Speculation is mounting that landlords could be given a tax break in the Autumn Budget when selling properties for their long-term tenants.
Reports at the weekend suggested the Autumn Budget, looking for 29 October, could bring a cut in capital gains tax (CGT) for buy-to-let investors selling to tenants.
Here, we take a look at the budget speculation for landlords, and provide suggestions about how taxation works on property works.
Could landlords get a capital gains tax break?
Landlords might be offered favourable tax terms if they target existing tenants who've lived in their property not less than 3 years.

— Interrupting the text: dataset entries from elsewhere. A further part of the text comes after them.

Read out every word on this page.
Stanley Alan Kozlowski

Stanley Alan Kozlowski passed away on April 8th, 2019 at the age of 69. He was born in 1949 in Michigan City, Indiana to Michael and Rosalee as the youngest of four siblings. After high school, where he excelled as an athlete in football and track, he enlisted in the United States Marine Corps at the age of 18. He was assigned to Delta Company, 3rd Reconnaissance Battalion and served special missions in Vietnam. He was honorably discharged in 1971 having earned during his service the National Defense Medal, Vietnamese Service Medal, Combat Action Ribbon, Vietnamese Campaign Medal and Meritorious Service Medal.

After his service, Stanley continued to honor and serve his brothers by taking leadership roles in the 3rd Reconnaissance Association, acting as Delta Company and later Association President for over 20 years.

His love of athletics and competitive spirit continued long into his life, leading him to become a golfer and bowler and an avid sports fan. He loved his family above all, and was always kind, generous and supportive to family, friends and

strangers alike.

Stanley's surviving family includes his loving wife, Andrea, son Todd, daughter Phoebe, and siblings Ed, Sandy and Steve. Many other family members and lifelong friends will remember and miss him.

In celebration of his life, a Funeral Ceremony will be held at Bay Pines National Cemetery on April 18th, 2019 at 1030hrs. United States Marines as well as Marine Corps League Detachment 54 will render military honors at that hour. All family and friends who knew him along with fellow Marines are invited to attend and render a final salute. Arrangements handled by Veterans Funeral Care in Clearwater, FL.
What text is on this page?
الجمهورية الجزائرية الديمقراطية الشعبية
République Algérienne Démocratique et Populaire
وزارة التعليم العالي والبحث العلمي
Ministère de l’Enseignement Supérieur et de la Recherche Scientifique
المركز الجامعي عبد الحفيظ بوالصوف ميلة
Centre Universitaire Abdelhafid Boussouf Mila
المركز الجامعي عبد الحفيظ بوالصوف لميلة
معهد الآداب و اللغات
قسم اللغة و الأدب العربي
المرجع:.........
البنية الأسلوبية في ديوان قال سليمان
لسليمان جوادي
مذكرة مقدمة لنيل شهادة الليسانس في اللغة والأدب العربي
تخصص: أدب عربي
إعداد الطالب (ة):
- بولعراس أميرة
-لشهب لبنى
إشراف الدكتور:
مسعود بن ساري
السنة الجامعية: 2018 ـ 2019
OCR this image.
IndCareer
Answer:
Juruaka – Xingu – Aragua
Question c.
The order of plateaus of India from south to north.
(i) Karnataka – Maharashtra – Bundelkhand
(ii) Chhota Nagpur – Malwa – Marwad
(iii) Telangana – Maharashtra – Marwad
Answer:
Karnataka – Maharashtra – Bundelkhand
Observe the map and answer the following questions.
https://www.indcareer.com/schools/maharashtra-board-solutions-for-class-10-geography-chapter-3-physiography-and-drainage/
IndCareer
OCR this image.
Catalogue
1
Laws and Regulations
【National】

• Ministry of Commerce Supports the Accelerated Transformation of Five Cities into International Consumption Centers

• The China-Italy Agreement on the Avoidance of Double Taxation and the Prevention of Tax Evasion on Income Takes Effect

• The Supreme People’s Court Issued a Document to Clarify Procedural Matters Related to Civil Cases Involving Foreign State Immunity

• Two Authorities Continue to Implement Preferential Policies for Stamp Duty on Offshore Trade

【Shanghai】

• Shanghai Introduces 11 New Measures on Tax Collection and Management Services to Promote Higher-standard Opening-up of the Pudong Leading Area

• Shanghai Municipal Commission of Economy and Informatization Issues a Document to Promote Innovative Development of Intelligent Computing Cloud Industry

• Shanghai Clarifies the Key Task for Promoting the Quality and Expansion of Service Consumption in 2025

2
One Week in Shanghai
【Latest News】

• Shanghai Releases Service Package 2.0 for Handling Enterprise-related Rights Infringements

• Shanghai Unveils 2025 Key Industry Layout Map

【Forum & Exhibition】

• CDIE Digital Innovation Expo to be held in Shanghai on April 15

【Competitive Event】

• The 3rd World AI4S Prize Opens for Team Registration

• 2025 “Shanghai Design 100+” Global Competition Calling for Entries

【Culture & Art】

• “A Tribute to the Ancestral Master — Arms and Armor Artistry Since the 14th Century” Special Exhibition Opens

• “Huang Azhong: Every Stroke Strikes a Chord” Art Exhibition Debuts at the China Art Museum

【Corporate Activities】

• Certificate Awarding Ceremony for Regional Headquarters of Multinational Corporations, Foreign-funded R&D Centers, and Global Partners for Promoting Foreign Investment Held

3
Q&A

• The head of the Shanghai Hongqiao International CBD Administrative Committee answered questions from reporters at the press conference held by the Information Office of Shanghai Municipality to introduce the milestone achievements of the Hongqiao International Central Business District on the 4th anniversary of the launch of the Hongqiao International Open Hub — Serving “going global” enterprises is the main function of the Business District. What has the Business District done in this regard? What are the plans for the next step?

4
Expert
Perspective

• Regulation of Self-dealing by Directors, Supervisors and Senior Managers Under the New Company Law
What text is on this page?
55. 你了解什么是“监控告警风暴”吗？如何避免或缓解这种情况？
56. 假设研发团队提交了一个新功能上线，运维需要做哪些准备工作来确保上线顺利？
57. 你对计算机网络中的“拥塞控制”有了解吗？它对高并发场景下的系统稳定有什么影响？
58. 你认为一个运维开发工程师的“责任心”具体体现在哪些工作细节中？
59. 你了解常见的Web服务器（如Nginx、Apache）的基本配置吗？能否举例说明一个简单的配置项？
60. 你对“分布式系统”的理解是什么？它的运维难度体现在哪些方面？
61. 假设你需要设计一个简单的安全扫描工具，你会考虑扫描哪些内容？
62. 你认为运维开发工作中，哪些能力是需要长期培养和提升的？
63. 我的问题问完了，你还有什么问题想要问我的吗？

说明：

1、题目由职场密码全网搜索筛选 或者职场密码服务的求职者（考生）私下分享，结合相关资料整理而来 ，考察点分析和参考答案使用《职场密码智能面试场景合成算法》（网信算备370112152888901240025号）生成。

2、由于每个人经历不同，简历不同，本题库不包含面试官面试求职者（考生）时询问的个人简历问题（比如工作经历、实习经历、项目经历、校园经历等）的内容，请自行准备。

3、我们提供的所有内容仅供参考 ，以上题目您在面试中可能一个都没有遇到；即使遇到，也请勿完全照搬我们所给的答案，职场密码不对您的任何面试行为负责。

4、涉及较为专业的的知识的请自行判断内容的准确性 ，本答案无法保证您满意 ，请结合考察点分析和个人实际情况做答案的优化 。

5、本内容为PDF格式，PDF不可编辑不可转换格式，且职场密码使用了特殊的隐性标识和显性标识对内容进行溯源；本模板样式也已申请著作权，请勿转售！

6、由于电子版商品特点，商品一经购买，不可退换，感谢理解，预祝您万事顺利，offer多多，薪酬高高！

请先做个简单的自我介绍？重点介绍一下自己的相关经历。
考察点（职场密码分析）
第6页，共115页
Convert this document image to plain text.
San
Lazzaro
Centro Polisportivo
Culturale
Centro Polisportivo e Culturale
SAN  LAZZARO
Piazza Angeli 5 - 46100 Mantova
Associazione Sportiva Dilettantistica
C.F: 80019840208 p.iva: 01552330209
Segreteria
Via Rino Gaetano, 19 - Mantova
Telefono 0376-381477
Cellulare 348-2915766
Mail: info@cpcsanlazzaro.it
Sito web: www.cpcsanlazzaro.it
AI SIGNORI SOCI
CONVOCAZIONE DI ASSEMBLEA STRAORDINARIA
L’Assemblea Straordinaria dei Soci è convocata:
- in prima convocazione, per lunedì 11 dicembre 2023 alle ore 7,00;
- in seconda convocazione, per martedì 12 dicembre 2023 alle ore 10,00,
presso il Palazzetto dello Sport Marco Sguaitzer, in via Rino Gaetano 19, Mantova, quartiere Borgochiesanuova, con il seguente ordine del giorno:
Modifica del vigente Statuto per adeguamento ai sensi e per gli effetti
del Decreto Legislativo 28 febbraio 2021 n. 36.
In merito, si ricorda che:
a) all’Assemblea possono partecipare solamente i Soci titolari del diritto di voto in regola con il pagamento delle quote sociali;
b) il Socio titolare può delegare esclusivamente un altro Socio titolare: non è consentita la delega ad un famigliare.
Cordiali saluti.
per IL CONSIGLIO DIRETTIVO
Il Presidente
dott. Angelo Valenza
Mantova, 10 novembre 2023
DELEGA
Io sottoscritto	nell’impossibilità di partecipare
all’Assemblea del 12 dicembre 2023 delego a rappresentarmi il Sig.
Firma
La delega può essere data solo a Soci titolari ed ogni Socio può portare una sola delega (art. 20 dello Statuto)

The Sunday Times says the proposal, which was raised by the Conservative think tank Onward, is under consideration for inclusion within the upcoming Budget announcement.
Under the proposal, landlords wouldn't need to pay CGT when they sell their houses to long-term tenants, using the profits on capital growth instead being split between them and the tenant.
Currently, landlords who sell a rental property be forced to pay CGT of up to 28% on profits once they sell a property.
The Residential Landlords Association has suggested the modification would likely make landlords more prepared to offer longer tenancies, but says refunding landlords the additional 3% stamp duty levy should they sell to a sitting tenant would be 'more suitable'.
How would it affect landlords?
Onward states that its proposal would cost lb1.3bn a year, and that up to 50 % millions of households could benefit over 5 years.
The think tank estimates a typical capital gain per property of lb15,000 – meaning the landlord and also the buyer would each get lb7,500.
In London, meanwhile, it estimates the windfall could be around lb19,500 each for landlord and buyer.
Capital gains tax for landlords
If you sell a good investment property, you'll need to pay capital gains tax (CGT) in your profits. CGT is charged at a higher rate on property than other assets.
Basic-rate taxpayers pay 18%, and better and additional-rate taxpayers pay 28% on property sales.
All taxpayers come with an annual CGT allowance – in 2022-19 you may make tax-free capital gains of up to lb11,700.
You can also deduct specific costs for example stamp duty, improvements towards the property and portfolio costs. For example, for those who have several properties and you sell one baffled, you are able to offset this against the others.
To find out more about deductions as well as for a worked example on how CGT works, take a look at our full guide on capital gains tax on property.
Capital gains tax on property: the basics
Budget speculation for buy-to-let investors
While this proposal might not come to fruition, it arrives at a time of uncertainty around the government's intentions to bring in mandatory three-year tenancy periods.
The plans, that have been met with resistance by landlord groups, would involve tenants being entitled to a three-year initial agreement, with a break clause red carpet months. If the proposal goes ahead, it’s possible the federal government may turn to provide incentives to inspire longer-term tenancies and eventually, fuel more sales to first-time buyers.
There could also be an update around the Tenant Fees Bill in the Autumn Budget.
The bill is placed because of its second reading in the House of Lords today, meaning it's closer than before to coming into law.
The new rules would ban agent fees charged to tenants, and cap all the rent landlords or their letting agents can ask for up front (likely to be six weeks). It remains likely that this bill will be to law at some stage in 2022.